A large conglomeration of environmentalists, First Nations and Aboriginal Communities, farmers unions and concerned citizens in general both in Canada and the United States have risen in protest to these plans, allowing none of the economic benefits to wane their concerns over the environment and their communities’ health.
Weyler told me that in Canada the “environmental groups are following the lead of the First Nations and indigenous groups.” The Tsleil-Waututh Nation on Burrard Inlet – the ‘People of the Inlet’ – and their Salish relatives, the Squamish and the Musqueam, are the “primary groups impacted by the Kinder Morgan pipeline.” The latter of the three has already signed the ‘Fraser River Declaration,’ which contains signatures from 61 different First Nations, all opposing any development of the Tar Sands on their traditional territories; the “Tsleil-Waututh and Squamish are consulting their own people on how to respond.” The overall movement, he told me, is being led by both the Yinka-Dene and Coastal First Nations Alliances.
Among the leading environmental groups, he shared, are Wilderness Committee, Tanker Free BC, Greenpeace, West Coast Environmental Law, EcoJustice, and Council of Canadians.
In the US, the Lakota nations and 350.org have been responsible for much of the oppositions’ organization, including the protests in Washington D.C.
All of these groups have come together to rally, protest and demonstrate in any way possible the very simple message that “[they] aren’t looking for half-measures [and that they] intend to stop these pipelines and the oil tankers on [their] coast.”
Weyler told me that if need be, people here and across the border are willing to be arrested “to protect their communities, land, water, and coastlines,” and assured me that “there will be people blockading oil tankers if nothing else works.”
110,000 litres (70 barrels) of crude oil spilled from a storage tank at the Sumas Mountain facility
Hobeshield assured me that Kinder Morgan’s “safety record speaks for itself,” boasting over 60 years as a leader in energy transportation and a sophisticated safety approach.
“The Company uses a multi-layered approach to pipeline safety that includes comprehensive damage prevention, pipeline integrity management and emergency response programs,” she told me.
Moreover, she ensured that “Kinder Morgan has effective spill response established through its own preparedness, and through its coordination with other emergency response agencies in the area – and in particular with its contracted responder, the Western Canada Marine Response Corporation.” She also suggested that combined with “the Government’s additional commitment and funding to marine safety,” they would be able to maintain these areas safe.
In the case of a spill on land, she said, “Kinder Morgan would take the responsibility for responding and clean-up,” holding responsible the “party found liable who would then be required to pay for damages.” If it happened on water, a similar liability-clause would be in place, and “the carrier of the product would be responsible for clean-up.”
In regards to the spill earlier this year in January in Abbotsford, B.C., where 110,000 litres (70 barrels) of crude oil spilled from a storage tank at the Sumas Mountain facility, Hobeshield assured me that the spill “was fully contained on [their] property.” She also declared that “the containment worked exactly as designed and all of the oil was recovered on the same day as the release,” avoiding therefore any injuries or threat to the public, and that precautions have been taken to avoid future similar scenarios.
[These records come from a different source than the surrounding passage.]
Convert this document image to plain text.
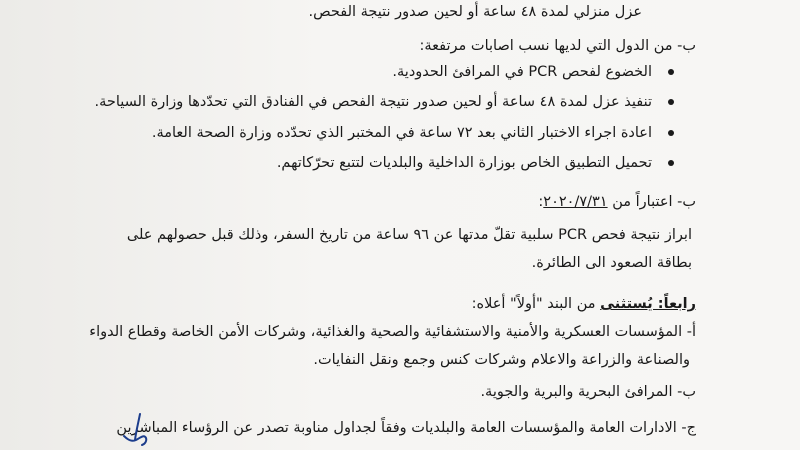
عزل منزلي لمدة ٤٨ ساعة أو لحين صدور نتيجة الفحص.
ب- من الدول التي لديها نسب اصابات مرتفعة:
الخضوع لفحص PCR في المرافئ الحدودية.
تنفيذ عزل لمدة ٤٨ ساعة أو لحين صدور نتيجة الفحص في الفنادق التي تحدّدها وزارة السياحة.
اعادة اجراء الاختبار الثاني بعد ٧٢ ساعة في المختبر الذي تحدّده وزارة الصحة العامة.
تحميل التطبيق الخاص بوزارة الداخلية والبلديات لتتبع تحرّكاتهم.
ب- اعتباراً من ٢٠٢٠/٧/٣١:
ابراز نتيجة فحص PCR سلبية تقلّ مدتها عن ٩٦ ساعة من تاريخ السفر، وذلك قبل حصولهم على
بطاقة الصعود الى الطائرة.
رابعاً: يُستثنى من البند "أولاً" أعلاه:
أ- المؤسسات العسكرية والأمنية والاستشفائية والصحية والغذائية، وشركات الأمن الخاصة وقطاع الدواء
والصناعة والزراعة والاعلام وشركات كنس وجمع ونقل النفايات.
ب- المرافئ البحرية والبرية والجوية.
ج- الادارات العامة والمؤسسات العامة والبلديات وفقاً لجداول مناوبة تصدر عن الرؤساء المباشرين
These include “an enhanced early notification system that will send automated calls should there be need, odour and air quality monitoring, as well as enhanced early detection” through the use of in-line inspection tools such as “smart pigs,” among others, that monitor the inside of the pipelines and report irregularities.
She also mentioned that “for almost 60 years, the 1150 km existing Trans Mountain Pipeline system has been operating safely…” However, oil products only began running through the pipeline after 2005, when Kinder Morgan bought Terasen Gas Inc.
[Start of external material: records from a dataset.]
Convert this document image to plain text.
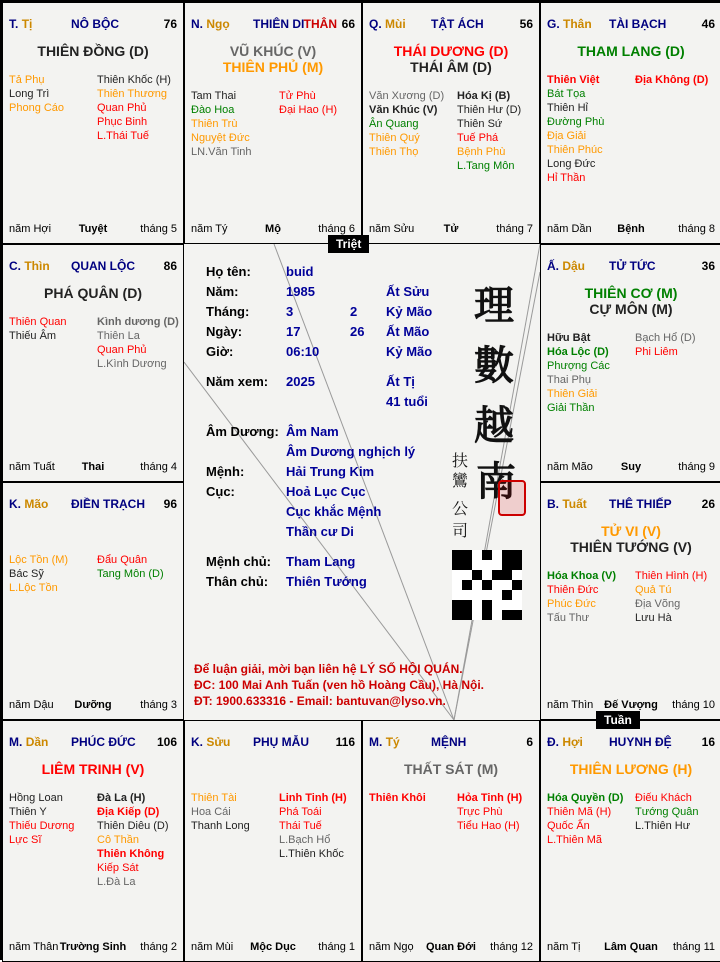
T. Tị	NÔ BỘC	76
THIÊN ĐỒNG (D)
Tả Phụ
Long Trì
Phong Cáo
Thiên Khốc (H)
Thiên Thương
Quan Phủ
Phục Binh
L.Thái Tuế
năm Hợi	Tuyệt	tháng 5
N. Ngọ THIÊN DI THÂN 66
VŨ KHÚC (V)
THIÊN PHỦ (M)
Tam Thai
Đào Hoa
Thiên Trù
Nguyệt Đức
LN.Văn Tinh
Tử Phù
Đại Hao (H)
năm Tý	Mộ	tháng 6
Q. Mùi TẬT ÁCH	56
THÁI DƯƠNG (D)
THÁI ÂM (D)
Văn Xương (D)
Văn Khúc (V)
Ân Quang
Thiên Quý
Thiên Thọ
Hóa Kị (B)
Thiên Hư (D)
Thiên Sứ
Tuế Phá
Bệnh Phù
L.Tang Môn
năm Sửu	Tử	tháng 7
G. Thân TÀI BẠCH	46
THAM LANG (D)
Thiên Việt
Bát Tọa
Thiên Hỉ
Đường Phù
Địa Giải
Thiên Phúc
Long Đức
Hỉ Thần
Địa Không (D)
năm Dần	Bệnh	tháng 8
C. Thìn QUAN LỘC 86
PHÁ QUÂN (D)
Thiên Quan
Thiếu Âm
Kình dương (D)
Thiên La
Quan Phủ
L.Kình Dương
năm Tuất	Thai	tháng 4
Ấ. Dậu TỬ TỨC	36
THIÊN CƠ (M)
CỰ MÔN (M)
Hữu Bật
Hóa Lộc (D)
Phượng Các
Thai Phụ
Thiên Giải
Giải Thần
Bạch Hổ (D)
Phi Liêm
năm Mão	Suy	tháng 9
K. Mão ĐIỀN TRẠCH 96
Lộc Tồn (M)
Bác Sỹ
L.Lộc Tồn
Đẩu Quân
Tang Môn (D)
năm Dậu	Dưỡng	tháng 3
B. Tuất THÊ THIẾP 26
TỬ VI (V)
THIÊN TƯỚNG (V)
Hóa Khoa (V)
Thiên Đức
Phúc Đức
Tấu Thư
Thiên Hình (H)
Quả Tú
Địa Võng
Lưu Hà
năm Thìn Đế Vượng	tháng 10
M. Dần PHÚC ĐỨC 106
LIÊM TRINH (V)
Hồng Loan
Thiên Y
Thiếu Dương
Lực Sĩ
Đà La (H)
Địa Kiếp (D)
Thiên Diêu (D)
Cô Thần
Thiên Không
Kiếp Sát
L.Đà La
năm Thân Trường Sinh	tháng 2
K. Sửu PHỤ MẪU 116
Thiên Tài
Hoa Cái
Thanh Long
Linh Tinh (H)
Phá Toái
Thái Tuế
L.Bạch Hổ
L.Thiên Khốc
năm Mùi	Mộc Dục	tháng 1
M. Tý	MỆNH	6
THẤT SÁT (M)
Thiên Khôi	Hỏa Tinh (H)
Trực Phù
Tiểu Hao (H)
năm Ngọ	Quan Đới	tháng 12
Đ. Hợi HUYNH ĐỆ 16
THIÊN LƯƠNG (H)
Hóa Quyền (D)
Thiên Mã (H)
Quốc Ấn
L.Thiên Mã
Điếu Khách
Tướng Quân
L.Thiên Hư
năm Tị	Lâm Quan	tháng 11
Họ tên:	buid
Năm:	1985	Ất Sửu
Tháng:	3	2 Kỷ Mão
Ngày:	17	26 Ất Mão
Giờ:	06:10	Kỷ Mão
Năm xem: 2025	Ất Tị
41 tuổi
Âm Dương: Âm Nam
Âm Dương nghịch lý
Mệnh:	Hải Trung Kim
Cục:	Hoả Lục Cục
Cục khắc Mệnh
Thần cư Di
Mệnh chủ: Tham Lang
Thân chủ: Thiên Tướng
理
數
越
南
扶
鸞
公
司
Để luận giải, mời bạn liên hệ LÝ SỐ HỘI QUÁN.
ĐC: 100 Mai Anh Tuấn (ven hồ Hoàng Cầu), Hà Nội.
ĐT: 1900.633316 - Email: bantuvan@lyso.vn.
Triệt
Tuần
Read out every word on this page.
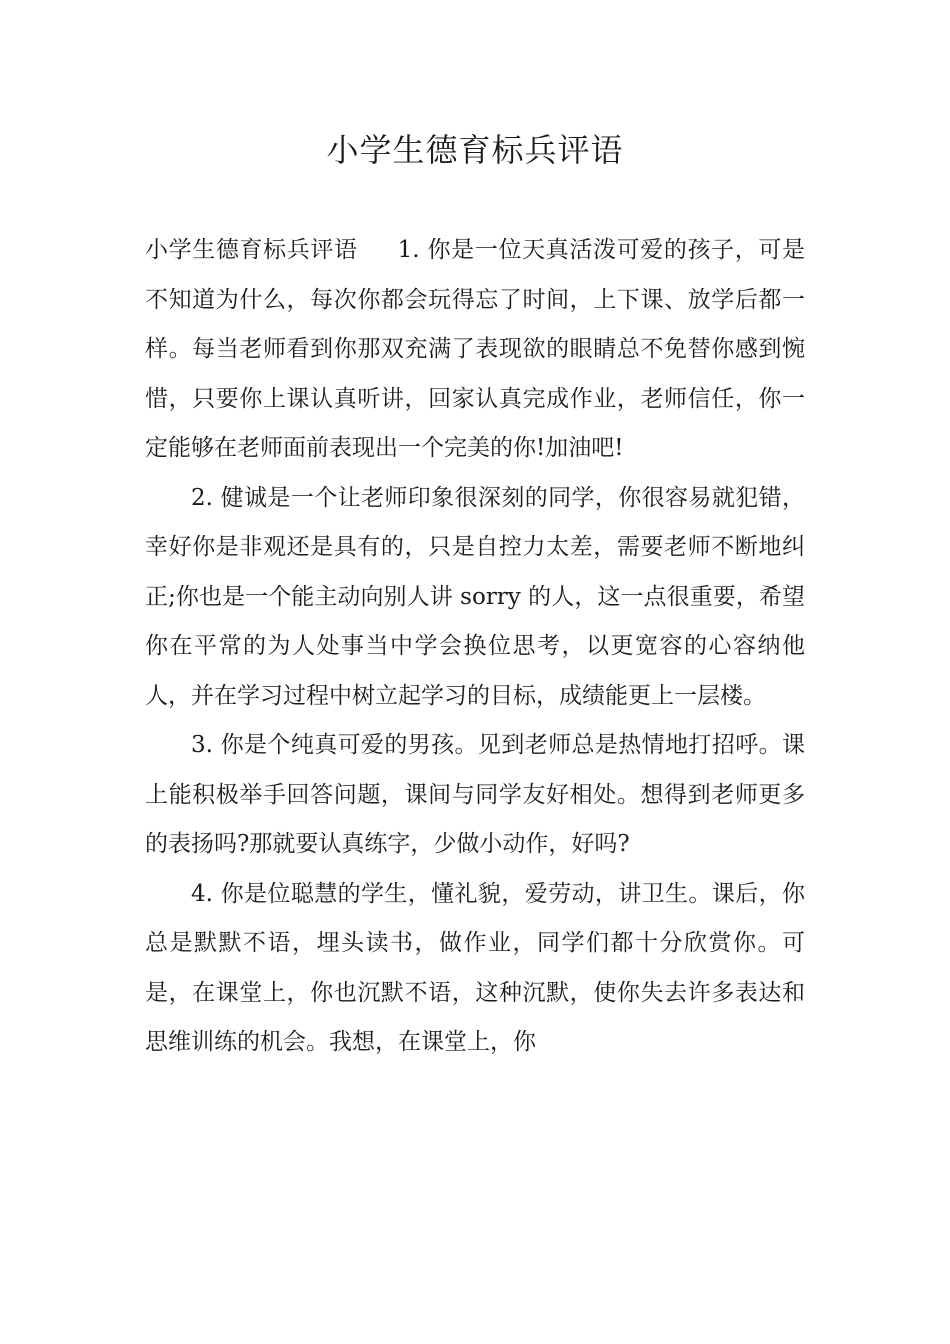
小学生德育标兵评语

小学生德育标兵评语 1. 你是一位天真活泼可爱的孩子，可是不知道为什么，每次你都会玩得忘了时间，上下课、放学后都一样。每当老师看到你那双充满了表现欲的眼睛总不免替你感到惋惜，只要你上课认真听讲，回家认真完成作业，老师信任，你一定能够在老师面前表现出一个完美的你!加油吧!

2. 健诚是一个让老师印象很深刻的同学，你很容易就犯错，幸好你是非观还是具有的，只是自控力太差，需要老师不断地纠正;你也是一个能主动向别人讲 sorry 的人，这一点很重要，希望你在平常的为人处事当中学会换位思考，以更宽容的心容纳他人，并在学习过程中树立起学习的目标，成绩能更上一层楼。

3. 你是个纯真可爱的男孩。见到老师总是热情地打招呼。课上能积极举手回答问题，课间与同学友好相处。想得到老师更多的表扬吗?那就要认真练字，少做小动作，好吗?

4. 你是位聪慧的学生，懂礼貌，爱劳动，讲卫生。课后，你总是默默不语，埋头读书，做作业，同学们都十分欣赏你。可是，在课堂上，你也沉默不语，这种沉默，使你失去许多表达和思维训练的机会。我想，在课堂上，你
In fact, since 2005 multiple red flags have been raised in regards to their safety record.
Reports by multiple publications cite a bad record, including a 2012 report by Sightline’s Eric de Place which notes that over the years, accidents in North America from Kinder Morgan oil and gas pipelines have resulted in “deaths, felonies and environmental disasters.”
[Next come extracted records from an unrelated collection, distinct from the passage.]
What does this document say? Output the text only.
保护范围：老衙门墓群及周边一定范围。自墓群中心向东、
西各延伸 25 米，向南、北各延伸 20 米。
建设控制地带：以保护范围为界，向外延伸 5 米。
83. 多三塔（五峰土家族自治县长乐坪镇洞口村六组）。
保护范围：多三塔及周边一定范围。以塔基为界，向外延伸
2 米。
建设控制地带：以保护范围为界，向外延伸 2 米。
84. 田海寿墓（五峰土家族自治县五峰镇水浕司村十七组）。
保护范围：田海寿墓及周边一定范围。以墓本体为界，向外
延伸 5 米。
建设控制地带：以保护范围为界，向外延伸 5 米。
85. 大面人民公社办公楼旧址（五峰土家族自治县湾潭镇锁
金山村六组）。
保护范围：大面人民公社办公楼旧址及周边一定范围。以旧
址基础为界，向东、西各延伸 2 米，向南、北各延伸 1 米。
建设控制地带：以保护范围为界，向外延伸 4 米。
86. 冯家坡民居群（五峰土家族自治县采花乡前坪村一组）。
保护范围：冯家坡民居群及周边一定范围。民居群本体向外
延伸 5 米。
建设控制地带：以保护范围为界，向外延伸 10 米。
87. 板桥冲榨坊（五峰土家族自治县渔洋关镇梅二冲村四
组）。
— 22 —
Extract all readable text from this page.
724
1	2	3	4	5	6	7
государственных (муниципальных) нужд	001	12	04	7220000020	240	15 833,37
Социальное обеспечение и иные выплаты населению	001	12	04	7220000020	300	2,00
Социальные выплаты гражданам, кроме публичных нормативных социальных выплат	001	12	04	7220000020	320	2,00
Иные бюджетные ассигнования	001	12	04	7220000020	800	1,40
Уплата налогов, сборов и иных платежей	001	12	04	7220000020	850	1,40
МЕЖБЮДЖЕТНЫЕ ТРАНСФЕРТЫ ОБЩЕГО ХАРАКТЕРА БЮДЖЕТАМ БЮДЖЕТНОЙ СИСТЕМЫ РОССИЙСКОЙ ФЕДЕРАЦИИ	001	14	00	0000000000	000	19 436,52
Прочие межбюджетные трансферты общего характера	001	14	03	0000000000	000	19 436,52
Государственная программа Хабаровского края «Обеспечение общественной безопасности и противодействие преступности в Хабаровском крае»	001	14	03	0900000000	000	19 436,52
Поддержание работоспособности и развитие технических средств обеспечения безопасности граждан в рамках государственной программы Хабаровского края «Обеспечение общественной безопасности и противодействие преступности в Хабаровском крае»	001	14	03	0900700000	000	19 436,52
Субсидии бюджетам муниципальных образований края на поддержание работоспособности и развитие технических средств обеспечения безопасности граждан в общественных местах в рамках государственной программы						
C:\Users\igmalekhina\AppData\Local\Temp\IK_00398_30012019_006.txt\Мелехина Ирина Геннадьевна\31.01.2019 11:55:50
There is tangible proof too.
The Thunderbird, the publication at the Graduate School of Journalism at the University of B.C, reports that after a pipe was accidentally struck by a worker in Burnaby B.C. in 2007, an investigation led by the Transportation Safety Board of Canada found about 1500 barrels of oil had been “released…into the surrounding neighbourhood;” it was the same year that the company “began to ship tar sands bitumen through Burrard Inlet on crude oil tankers,” said Weyler. On May 2009, “a storage tank at Kinder Morgan’s Westridge Terminal in Burnaby leaked more than 1900 barrels of crude,” reports The Thunderbird. And again on April 2011, the pipeline leaked around 70 barrels near Chip Lake, Alberta. The latest incident in Canada is the Abbotsford one. Multiple reports of pipeline leakages and other accidents across the border are also very well documented in various publications both mainstream and alternative.
Thus, for Weyler and the members of the opposition, a spill is more a matter of ‘when’ than ‘if’, and that is simply too jeopardizing.